Modern platforms like S/4HANA and Dynamics 365 expose clean APIs, but many ERP landscapes also include older or heavily customized systems with no usable endpoints. For those, we build connectors against whatever interface exists, use a middleware layer to normalize data across modules, and fall back to other integration methods only when no API is available. Mapping a natural-language request to the right ERP action is configuration work that has to be maintained as business rules change, so we scope that ongoing maintenance into every engagement instead of treating the integration as one-and-done.
Most enterprises already run demand forecasting, predictive analytics, and RPA or workflow automation alongside the ERP, and a chatbot that ignores them either duplicates their logic or works against it. We treat those systems as additional tools the agent can call, so it surfaces an existing forecast or triggers an established automation rather than reinventing it, and it respects the guardrails those tools already enforce.
Interactive assistants have to feel instant, and real-time ERP lookups under heavy concurrency can strain both the ERP and the model. This is one reason we use a custom architecture rather than a heavier orchestration tool: it lets us choose fine-tuned or smaller models where they are fast enough, cache and reuse frequent lookups, and run independent ReAct actions asynchronously so a multi-part answer does not block on the slowest call.
LLMs are strong at single-step retrieval and reasoning but weaker at long, multi-leg transactions and exact calculations. We keep the model in the role it does well, planning and orchestrating, and defer precise computation to the ERP itself. Totals, tax, and availability math are returned by the ERP engine, not inferred by the model, and high-stakes writes are confirmed with the user before they commit.
A chatbot that is wrong once, or that feels like a black box, gets abandoned. We design for trust: answers cite their source, the assistant has clear escalation paths to a human or a power user when it cannot help, and it is upfront about what it did and did not do. The goal is a tool people rely on for routine questions, not one they have to double-check.

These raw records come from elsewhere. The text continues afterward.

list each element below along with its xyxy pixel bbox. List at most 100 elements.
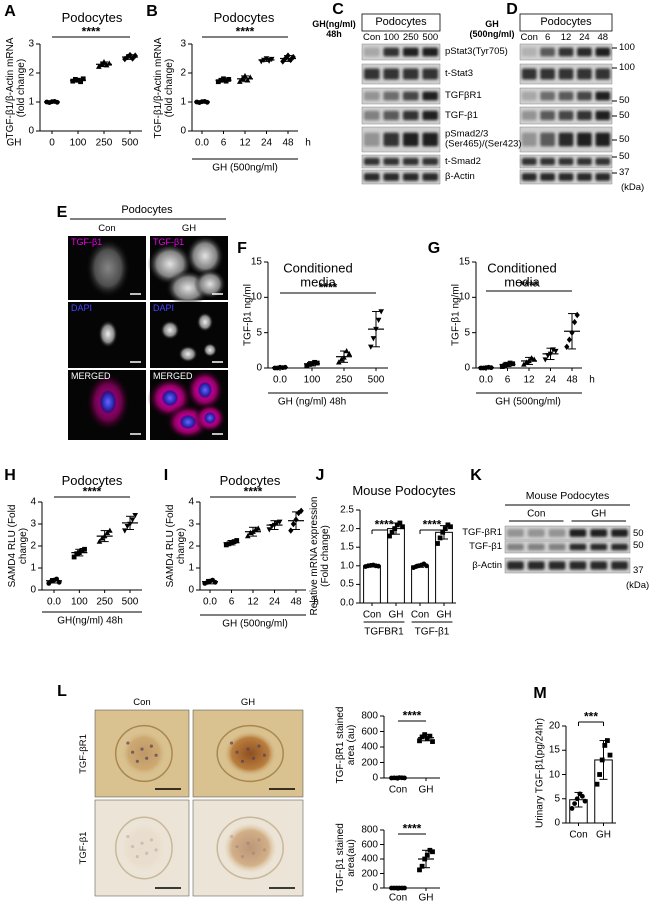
cell-signal — [85, 238, 131, 298]
x-tick-label: Con — [362, 609, 382, 621]
nucleus — [154, 753, 158, 757]
y-tick-label: 2 — [188, 540, 194, 552]
row-label: pStat3(Tyr705) — [445, 45, 508, 57]
panel-letter: B — [146, 3, 158, 21]
channel-label: DAPI — [153, 303, 175, 314]
glomerulus — [114, 816, 173, 880]
blot-band — [507, 529, 524, 537]
x-tick-label: 24 — [260, 137, 273, 149]
data-point — [307, 362, 312, 367]
data-point — [394, 522, 400, 528]
y-tick-label: 3 — [180, 38, 186, 50]
data-point — [280, 58, 286, 65]
y-axis-label: TGF-β1/β-Actin mRNA (fold change) — [5, 37, 27, 139]
glomerulus — [216, 816, 284, 880]
blot-band — [363, 68, 380, 80]
x-tick-label: 6 — [504, 374, 511, 386]
treatment-label: GH(ng/ml) 48h — [312, 19, 356, 39]
data-point — [346, 350, 352, 357]
data-point — [309, 361, 315, 367]
mw-label: 100 — [619, 41, 635, 53]
nucleus — [240, 855, 245, 859]
data-point — [293, 516, 299, 523]
y-tick-label: 1 — [180, 96, 186, 108]
x-tick-label: 100 — [303, 374, 321, 386]
data-point — [402, 775, 407, 781]
significance: **** — [243, 484, 263, 499]
x-tick-label: 6 — [228, 596, 235, 608]
y-tick-label: 3 — [188, 518, 194, 530]
data-point — [304, 363, 310, 369]
y-tick-label: 0 — [372, 882, 378, 894]
blot-band — [402, 91, 419, 101]
y-tick-label: 2.0 — [340, 523, 354, 535]
panel-letter: C — [332, 1, 344, 19]
x-tick-label: 0.0 — [47, 596, 61, 608]
data-point — [378, 309, 384, 315]
blot-header — [361, 13, 441, 32]
data-point — [602, 743, 608, 748]
y-tick-label: 1.5 — [340, 541, 354, 553]
data-point — [440, 529, 446, 535]
x-tick-label: 0.0 — [273, 374, 287, 386]
y-tick-label: 15 — [250, 256, 262, 268]
cell-signal — [185, 235, 225, 277]
data-point — [564, 343, 570, 350]
data-point — [242, 72, 248, 79]
nucleus — [246, 747, 250, 751]
y-tick-label: 5 — [464, 327, 470, 339]
x-unit: h — [313, 596, 319, 608]
data-point — [338, 356, 345, 362]
blot-strip — [361, 169, 441, 185]
y-tick-label: 3 — [28, 38, 34, 50]
data-point — [204, 99, 210, 105]
blot-band — [521, 110, 537, 121]
data-point — [505, 362, 510, 367]
y-tick-label: 800 — [361, 824, 378, 836]
blot-band — [383, 68, 400, 80]
blot-band — [363, 157, 380, 166]
mw-label: 50 — [619, 150, 630, 162]
data-point — [288, 527, 294, 534]
blot-band — [363, 110, 380, 121]
x-tick-label: 48 — [566, 374, 578, 386]
data-point — [341, 354, 347, 360]
data-point — [132, 513, 138, 519]
data-point — [82, 546, 87, 552]
data-point — [387, 533, 392, 539]
data-point — [402, 885, 407, 891]
data-point — [445, 522, 451, 528]
blot-title: Mouse Podocytes — [525, 490, 610, 503]
significance: **** — [82, 484, 102, 499]
image-title: Podocytes — [121, 203, 173, 216]
x-unit: h — [305, 137, 311, 149]
blot-band — [540, 157, 555, 166]
nucleus — [204, 412, 216, 424]
y-tick-label: 0 — [28, 125, 34, 137]
y-tick-label: 0 — [554, 817, 560, 829]
blot-band — [577, 157, 592, 166]
x-tick-label: GH — [388, 609, 404, 621]
channel-label: DAPI — [71, 303, 93, 314]
group-label: Con — [527, 508, 546, 520]
nucleus — [99, 390, 117, 414]
data-point — [599, 757, 605, 763]
nucleus — [149, 838, 153, 842]
nucleus — [262, 753, 267, 757]
nucleus — [145, 756, 149, 760]
data-point — [566, 336, 572, 343]
data-point — [73, 76, 78, 82]
nucleus — [140, 747, 144, 751]
stain — [121, 730, 167, 777]
blot-band — [540, 173, 555, 181]
data-point — [268, 56, 275, 63]
mw-unit: (kDa) — [621, 181, 645, 193]
nucleus — [251, 851, 256, 855]
nucleus — [251, 756, 256, 760]
x-tick-label: 0 — [49, 137, 55, 149]
chart-title: Mouse Podocytes — [352, 482, 456, 498]
data-point — [223, 542, 229, 548]
data-point — [397, 520, 403, 526]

This chatbot pipeline strategy enables our chatbots to instantly and comprehensively answer very complex queries that you get from users and employees. By combining the awesome question-answering power of modern LLMs with real-time dynamic information from your existing ERP systems and static knowledge from other sources, our chatbots provide unprecedented insights into business operations in real time, greater operational efficiency, and unparalleled productivity in business interactions.